Le dessin pour faire tomber les murs. Les lauréats face à Jean Plantu.

L’impatience est palpable dans la grande salle de l’Escandille. Nos curiosités salivent. Nous, lauréats de l’Institut de l’Engagement sommes sur le point rencontrer un maître du dessin de presse, un rêveur qui a fait du crayon une arme de paix. Le voilà qu’il entre dans cette salle comble, Jean Plantu. Tonnerre d’applaudissement.

Tablette en main, il débute son intervention en nous expliquant que « tout le monde peut dessiner », caricaturant sous nos yeux curieux le visage de François Hollande. Des petites formes accessibles à tous pour un résultat indiscutable. Puis une petite souris à l’air facétieux dont il nous explique l’origine : un moyen de conclure une lettre importante, parce que le dessin en dit parfois plus que les mots.

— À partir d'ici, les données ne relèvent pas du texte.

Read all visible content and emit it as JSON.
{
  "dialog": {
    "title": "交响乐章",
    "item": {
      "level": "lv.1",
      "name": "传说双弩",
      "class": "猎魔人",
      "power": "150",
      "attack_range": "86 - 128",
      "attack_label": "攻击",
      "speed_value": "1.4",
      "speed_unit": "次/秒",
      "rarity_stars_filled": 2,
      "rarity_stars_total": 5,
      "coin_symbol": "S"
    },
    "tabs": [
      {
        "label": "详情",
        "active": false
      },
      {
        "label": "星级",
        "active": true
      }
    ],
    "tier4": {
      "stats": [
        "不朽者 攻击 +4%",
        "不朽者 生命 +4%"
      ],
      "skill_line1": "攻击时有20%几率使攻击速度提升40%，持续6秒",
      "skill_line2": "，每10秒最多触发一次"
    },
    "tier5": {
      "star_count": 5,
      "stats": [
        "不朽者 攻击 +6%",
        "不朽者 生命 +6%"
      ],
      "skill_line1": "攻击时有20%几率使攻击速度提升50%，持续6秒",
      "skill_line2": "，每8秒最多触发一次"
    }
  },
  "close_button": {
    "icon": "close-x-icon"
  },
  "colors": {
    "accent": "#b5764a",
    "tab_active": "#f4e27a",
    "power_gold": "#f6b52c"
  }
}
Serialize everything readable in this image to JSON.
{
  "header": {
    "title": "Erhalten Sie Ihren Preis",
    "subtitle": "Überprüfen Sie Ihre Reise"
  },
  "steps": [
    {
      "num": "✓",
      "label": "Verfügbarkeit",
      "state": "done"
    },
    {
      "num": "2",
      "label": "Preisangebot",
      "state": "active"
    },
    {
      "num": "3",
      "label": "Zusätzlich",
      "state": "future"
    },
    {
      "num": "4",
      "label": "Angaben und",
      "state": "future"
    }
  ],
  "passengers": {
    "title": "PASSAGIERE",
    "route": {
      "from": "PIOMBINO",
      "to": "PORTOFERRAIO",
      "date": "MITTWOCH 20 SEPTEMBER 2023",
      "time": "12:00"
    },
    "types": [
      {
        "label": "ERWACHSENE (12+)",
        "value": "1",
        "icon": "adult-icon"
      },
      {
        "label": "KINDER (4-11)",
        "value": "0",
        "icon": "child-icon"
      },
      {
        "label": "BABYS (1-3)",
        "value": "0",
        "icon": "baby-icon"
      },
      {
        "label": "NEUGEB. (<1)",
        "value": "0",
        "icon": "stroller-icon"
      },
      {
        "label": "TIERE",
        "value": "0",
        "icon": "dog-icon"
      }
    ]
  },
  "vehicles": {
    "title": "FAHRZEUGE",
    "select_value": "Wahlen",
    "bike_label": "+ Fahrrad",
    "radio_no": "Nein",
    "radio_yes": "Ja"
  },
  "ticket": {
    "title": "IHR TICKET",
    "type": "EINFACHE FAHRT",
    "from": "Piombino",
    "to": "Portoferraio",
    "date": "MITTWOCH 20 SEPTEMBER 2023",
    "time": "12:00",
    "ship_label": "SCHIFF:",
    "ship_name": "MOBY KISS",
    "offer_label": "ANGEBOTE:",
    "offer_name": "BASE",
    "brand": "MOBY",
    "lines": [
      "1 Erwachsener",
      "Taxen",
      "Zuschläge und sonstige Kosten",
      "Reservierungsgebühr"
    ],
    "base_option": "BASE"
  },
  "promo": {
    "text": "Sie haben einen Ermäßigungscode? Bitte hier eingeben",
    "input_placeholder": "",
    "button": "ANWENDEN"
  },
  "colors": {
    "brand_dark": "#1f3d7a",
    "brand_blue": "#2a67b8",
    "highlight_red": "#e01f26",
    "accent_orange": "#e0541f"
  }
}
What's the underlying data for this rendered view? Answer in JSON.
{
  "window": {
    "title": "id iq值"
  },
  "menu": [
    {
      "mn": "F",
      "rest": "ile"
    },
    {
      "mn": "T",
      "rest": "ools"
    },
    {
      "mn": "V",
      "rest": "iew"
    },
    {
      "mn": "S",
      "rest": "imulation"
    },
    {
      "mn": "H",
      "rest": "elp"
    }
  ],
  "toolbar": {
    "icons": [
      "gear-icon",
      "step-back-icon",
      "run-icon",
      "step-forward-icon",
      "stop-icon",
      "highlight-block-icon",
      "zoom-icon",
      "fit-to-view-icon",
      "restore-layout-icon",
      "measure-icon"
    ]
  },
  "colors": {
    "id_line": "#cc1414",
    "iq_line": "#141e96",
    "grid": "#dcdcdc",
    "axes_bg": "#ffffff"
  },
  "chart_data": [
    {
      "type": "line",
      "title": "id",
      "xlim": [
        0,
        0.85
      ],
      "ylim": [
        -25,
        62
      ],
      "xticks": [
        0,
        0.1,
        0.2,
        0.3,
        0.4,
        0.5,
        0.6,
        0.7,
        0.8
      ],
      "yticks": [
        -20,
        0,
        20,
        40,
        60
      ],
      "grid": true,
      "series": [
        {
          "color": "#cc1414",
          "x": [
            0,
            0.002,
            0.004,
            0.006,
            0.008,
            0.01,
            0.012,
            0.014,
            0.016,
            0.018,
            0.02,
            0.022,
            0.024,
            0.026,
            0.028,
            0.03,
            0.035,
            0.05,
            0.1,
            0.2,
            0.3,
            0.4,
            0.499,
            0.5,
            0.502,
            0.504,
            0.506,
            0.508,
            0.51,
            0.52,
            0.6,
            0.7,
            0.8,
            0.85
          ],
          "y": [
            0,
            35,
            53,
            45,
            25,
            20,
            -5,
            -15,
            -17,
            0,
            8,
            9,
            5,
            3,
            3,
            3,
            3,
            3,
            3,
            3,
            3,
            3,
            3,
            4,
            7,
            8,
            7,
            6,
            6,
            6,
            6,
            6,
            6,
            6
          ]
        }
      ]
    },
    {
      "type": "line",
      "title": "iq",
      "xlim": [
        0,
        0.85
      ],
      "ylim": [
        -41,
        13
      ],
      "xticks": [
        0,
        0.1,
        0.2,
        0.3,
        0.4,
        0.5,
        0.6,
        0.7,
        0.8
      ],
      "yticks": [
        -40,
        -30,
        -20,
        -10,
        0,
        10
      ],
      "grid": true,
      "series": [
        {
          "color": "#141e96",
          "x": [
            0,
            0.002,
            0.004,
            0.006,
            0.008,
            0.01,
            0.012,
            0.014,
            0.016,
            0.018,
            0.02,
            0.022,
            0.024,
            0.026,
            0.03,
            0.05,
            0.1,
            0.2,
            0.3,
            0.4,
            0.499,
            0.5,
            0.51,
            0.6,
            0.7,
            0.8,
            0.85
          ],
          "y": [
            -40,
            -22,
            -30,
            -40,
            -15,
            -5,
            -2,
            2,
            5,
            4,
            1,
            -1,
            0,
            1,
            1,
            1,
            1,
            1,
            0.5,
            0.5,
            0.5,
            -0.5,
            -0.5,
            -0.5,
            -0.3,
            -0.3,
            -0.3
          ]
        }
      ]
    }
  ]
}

« Cartooning for peace ». Un combat pour la liberté d’expression, vecteur de paix, la conviction que tout peut se régler par la discussion, et que les armes sont vaines, que d’autres chemins sont possibles. Avec Isis Ascobereta également présente à la conférence, il soutient les dessinateurs du monde entier, réprimés car le dessin est résistance, conduisant à la prison dans certains pays du globe. « On fait des ponts là où d’autres essaient de faire des fractures ». Cette phrase qu’il répète deux fois résonne si fort dans la bouche de celui qui est parvenu à faire dessiner sur un même morceau de papier Yasser Arafat et Shimon Peres, un an avant les accords d’Oslo. Le crayon, l’arme qui peut désarmer.

 

En pleine interaction avec un public avide d’en savoir toujours plus, il montre, il explique, il raconte, de digressions en digressions toujours passionnantes. Il dessine aussi, pour expliquer comment on peut résister au formatage des médias en écoutant son cœur. Il circule dans le public, nous regarde de ses yeux gourmands, affirmant : « vous n’imaginez pas ce que vous dites par ce que vous êtes ». Sur les médias, il nous dit qu’il faut « foutre la pagaille », dans la politique aussi. Il faut que les médias soient plus représentatifs de la réalité, se refusant à montrer seulement ce qui va mal. Lorsqu’une lauréate lui demande un dessin pour l’Institut, il la nomme « rédactrice en chef », l’invite auprès de lui et se lance, sur les propositions de la salle, dans la création d’un logo pour l’Institut.

Puis les questions se poursuivent. Quelqu’un lui demande si l’idée que le dessin peut changer les choses n’est pas utopique. En réponse, il nous explique que, lorsque Yasser Arafat l’a salué après qu’il est sorti de sa « voiture pourrie », il a fait « comme si », comme s’il était le célèbre Plantu. « Quand on fait comme si, ça ouvre toutes les portes » lance-t-il à la salle suspendue à ses lèvres. Il nous invite à changer le monde : « Par votre énergie, par votre force, vous allez voir des murs qui vont tomber ».

C’est promis monsieur Plantu, les murs, on les fera tomber un par un.